Children unable to talk about sex with their parents now have one more source to turn to: their cell phones. New programs, like the aptly named “BrdsNBz,” are accepting sex questions via text message, and responding with accurate answers within a day’s time.
While texting may seem like a dubious source for sex ed, these services could be useful for teens who aren’t getting guidance elsewhere. More than half of the nation’s states don’t require public schools to teach sexual education, and many parents are ill equipped to handle the topic on their own.
BrdsNBz is available in New Mexico and North Carolina, and the New Mexico Department of Health is on board. The organization even set up a web page to help spread word about the service, explaining that this option can help youth learn the facts of life from professionals in a private setting.

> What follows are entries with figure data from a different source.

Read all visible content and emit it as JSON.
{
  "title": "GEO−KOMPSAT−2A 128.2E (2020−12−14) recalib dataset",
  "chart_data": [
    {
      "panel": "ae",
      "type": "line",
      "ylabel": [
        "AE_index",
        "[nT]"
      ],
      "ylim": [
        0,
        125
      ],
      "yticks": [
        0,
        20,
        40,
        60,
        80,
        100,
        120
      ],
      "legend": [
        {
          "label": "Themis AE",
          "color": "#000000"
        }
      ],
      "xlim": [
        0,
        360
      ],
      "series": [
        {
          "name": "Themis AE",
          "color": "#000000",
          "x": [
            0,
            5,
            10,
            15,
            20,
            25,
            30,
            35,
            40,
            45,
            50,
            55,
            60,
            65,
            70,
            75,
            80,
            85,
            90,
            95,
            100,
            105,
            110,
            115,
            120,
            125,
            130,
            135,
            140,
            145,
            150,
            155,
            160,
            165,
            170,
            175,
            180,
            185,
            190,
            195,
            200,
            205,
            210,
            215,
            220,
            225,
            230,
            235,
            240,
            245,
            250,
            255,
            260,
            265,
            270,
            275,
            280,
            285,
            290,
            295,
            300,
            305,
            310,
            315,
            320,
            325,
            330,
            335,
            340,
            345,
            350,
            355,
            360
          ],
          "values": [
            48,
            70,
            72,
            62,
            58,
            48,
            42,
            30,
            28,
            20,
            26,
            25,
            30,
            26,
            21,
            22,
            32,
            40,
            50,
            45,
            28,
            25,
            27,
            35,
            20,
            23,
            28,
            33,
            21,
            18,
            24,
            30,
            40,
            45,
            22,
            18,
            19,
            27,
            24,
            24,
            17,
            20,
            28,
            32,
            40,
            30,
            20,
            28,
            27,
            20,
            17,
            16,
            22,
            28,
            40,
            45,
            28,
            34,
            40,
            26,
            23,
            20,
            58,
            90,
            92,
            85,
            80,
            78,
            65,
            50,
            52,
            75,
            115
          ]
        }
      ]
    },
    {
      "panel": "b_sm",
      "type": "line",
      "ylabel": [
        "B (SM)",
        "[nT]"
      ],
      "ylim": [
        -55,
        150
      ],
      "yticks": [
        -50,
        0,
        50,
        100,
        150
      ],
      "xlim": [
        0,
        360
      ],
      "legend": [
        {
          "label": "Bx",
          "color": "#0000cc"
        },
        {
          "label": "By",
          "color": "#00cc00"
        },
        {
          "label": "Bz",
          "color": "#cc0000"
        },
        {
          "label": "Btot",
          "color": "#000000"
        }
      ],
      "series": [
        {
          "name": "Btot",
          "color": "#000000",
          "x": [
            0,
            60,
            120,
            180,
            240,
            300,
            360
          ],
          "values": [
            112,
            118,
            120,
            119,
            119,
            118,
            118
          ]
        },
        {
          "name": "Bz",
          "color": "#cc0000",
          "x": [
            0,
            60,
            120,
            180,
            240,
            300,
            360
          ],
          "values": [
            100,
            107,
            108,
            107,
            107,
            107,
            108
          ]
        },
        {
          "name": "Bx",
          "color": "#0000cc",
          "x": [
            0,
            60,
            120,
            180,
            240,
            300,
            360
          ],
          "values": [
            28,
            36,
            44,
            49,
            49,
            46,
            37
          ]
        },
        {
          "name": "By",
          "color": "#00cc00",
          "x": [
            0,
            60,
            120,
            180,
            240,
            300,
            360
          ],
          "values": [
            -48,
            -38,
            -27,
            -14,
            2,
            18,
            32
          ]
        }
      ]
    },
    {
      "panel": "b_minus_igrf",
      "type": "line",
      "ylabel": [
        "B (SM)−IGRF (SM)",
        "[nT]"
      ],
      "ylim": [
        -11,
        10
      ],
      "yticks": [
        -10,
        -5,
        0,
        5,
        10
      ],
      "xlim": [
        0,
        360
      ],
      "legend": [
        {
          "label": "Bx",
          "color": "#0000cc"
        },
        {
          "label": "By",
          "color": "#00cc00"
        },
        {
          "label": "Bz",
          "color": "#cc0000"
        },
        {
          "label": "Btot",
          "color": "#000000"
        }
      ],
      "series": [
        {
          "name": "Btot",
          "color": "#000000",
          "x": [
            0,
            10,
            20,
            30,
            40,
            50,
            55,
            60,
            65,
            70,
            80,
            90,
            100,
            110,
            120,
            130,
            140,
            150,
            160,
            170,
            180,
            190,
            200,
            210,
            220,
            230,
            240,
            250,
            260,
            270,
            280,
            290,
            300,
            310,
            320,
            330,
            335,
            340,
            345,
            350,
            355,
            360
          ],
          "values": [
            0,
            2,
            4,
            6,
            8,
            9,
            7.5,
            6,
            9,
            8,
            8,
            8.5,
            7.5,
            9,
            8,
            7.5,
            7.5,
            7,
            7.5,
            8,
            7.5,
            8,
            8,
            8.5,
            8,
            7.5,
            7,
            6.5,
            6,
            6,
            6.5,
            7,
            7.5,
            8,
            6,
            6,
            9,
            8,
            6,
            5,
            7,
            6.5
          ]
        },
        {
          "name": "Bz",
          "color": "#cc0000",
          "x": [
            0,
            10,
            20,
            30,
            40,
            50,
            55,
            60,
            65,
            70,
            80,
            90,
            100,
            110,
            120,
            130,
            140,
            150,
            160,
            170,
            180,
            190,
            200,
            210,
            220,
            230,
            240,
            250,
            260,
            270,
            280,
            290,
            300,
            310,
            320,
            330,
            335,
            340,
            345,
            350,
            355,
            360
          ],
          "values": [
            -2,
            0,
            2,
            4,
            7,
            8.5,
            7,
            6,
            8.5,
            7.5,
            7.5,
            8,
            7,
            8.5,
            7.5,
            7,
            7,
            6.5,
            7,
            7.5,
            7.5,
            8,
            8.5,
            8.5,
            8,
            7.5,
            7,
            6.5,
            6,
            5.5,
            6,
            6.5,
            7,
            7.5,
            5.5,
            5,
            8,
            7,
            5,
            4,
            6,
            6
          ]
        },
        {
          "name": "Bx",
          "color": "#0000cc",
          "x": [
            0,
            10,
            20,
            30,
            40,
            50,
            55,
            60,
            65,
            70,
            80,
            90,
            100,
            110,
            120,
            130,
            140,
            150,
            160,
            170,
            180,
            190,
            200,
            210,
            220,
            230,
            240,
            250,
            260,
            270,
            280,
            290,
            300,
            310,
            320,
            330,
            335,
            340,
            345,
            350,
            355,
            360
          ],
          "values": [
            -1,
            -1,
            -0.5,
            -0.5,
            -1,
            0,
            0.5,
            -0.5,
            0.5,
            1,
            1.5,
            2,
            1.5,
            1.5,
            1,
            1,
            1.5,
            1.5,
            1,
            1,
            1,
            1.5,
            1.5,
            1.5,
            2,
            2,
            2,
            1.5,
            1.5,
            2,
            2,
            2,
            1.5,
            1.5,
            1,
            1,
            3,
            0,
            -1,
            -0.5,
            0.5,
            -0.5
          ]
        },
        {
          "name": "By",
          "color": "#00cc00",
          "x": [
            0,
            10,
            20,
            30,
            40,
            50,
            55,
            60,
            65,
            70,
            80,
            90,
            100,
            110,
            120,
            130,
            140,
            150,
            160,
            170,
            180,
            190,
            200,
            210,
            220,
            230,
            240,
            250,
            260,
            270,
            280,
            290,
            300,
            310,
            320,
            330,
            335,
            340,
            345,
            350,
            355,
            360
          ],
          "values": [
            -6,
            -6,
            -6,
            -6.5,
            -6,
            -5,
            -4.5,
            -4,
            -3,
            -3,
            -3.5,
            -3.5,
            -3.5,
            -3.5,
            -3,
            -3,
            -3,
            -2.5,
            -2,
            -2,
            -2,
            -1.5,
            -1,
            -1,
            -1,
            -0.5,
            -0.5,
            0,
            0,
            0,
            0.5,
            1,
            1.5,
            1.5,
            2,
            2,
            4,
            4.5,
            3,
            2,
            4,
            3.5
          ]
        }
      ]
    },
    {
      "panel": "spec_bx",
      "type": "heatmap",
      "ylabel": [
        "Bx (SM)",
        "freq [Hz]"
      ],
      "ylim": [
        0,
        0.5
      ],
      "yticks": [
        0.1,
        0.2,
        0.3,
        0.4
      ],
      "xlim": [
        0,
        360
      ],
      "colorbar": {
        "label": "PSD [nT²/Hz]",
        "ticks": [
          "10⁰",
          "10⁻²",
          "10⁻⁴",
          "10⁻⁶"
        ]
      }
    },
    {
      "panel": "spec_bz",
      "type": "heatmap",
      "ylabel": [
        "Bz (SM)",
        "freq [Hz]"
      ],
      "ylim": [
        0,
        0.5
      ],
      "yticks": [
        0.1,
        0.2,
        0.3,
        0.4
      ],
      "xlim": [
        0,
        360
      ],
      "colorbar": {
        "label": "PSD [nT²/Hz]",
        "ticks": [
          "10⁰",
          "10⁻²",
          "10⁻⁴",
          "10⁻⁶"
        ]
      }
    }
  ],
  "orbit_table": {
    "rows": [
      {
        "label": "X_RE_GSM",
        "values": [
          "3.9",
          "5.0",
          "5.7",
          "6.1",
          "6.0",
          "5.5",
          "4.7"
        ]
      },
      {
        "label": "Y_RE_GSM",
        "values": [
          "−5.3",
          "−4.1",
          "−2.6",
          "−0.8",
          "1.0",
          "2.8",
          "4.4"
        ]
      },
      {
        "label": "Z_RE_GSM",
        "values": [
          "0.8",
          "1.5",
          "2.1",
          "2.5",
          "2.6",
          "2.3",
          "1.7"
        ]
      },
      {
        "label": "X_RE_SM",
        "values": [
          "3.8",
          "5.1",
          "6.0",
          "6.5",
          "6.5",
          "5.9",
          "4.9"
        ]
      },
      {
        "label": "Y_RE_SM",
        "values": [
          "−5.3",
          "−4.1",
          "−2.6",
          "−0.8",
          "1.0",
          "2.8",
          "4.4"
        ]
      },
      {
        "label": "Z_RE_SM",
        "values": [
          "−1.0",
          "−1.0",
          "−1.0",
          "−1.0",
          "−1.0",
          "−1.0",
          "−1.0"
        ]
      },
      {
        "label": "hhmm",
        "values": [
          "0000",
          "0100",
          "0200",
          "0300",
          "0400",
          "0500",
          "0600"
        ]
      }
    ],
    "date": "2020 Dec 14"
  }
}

According to the page, “The BrdsNBz Text Message Warm Line provides confidential, factually accurate answers to sexual health questions via text message. A young person simply texts a question, and a trained health educator responds within 24 hours.”
Indeed, sending a text question seems far less awkward than asking an authority figure in person — and the service could help kids learn to prevent pregnancies and sexually-transmitted diseases.
Teens can ask about slang sex terms, risky behaviors, common myths, where to access birth control and where to get tested for STDs. They can also ask more innocent questions, like “how to know if someone likes you” and “how to ask someone out.” The service also offers advice on how to handle abuse in a relationship.
BrdsNBz does instruct teens on how to perform sexual acts, and will not diagnose illnesses. And according to the web page, the service does not attempt to replace trusted adults, and will often advise youth to talk to their parents.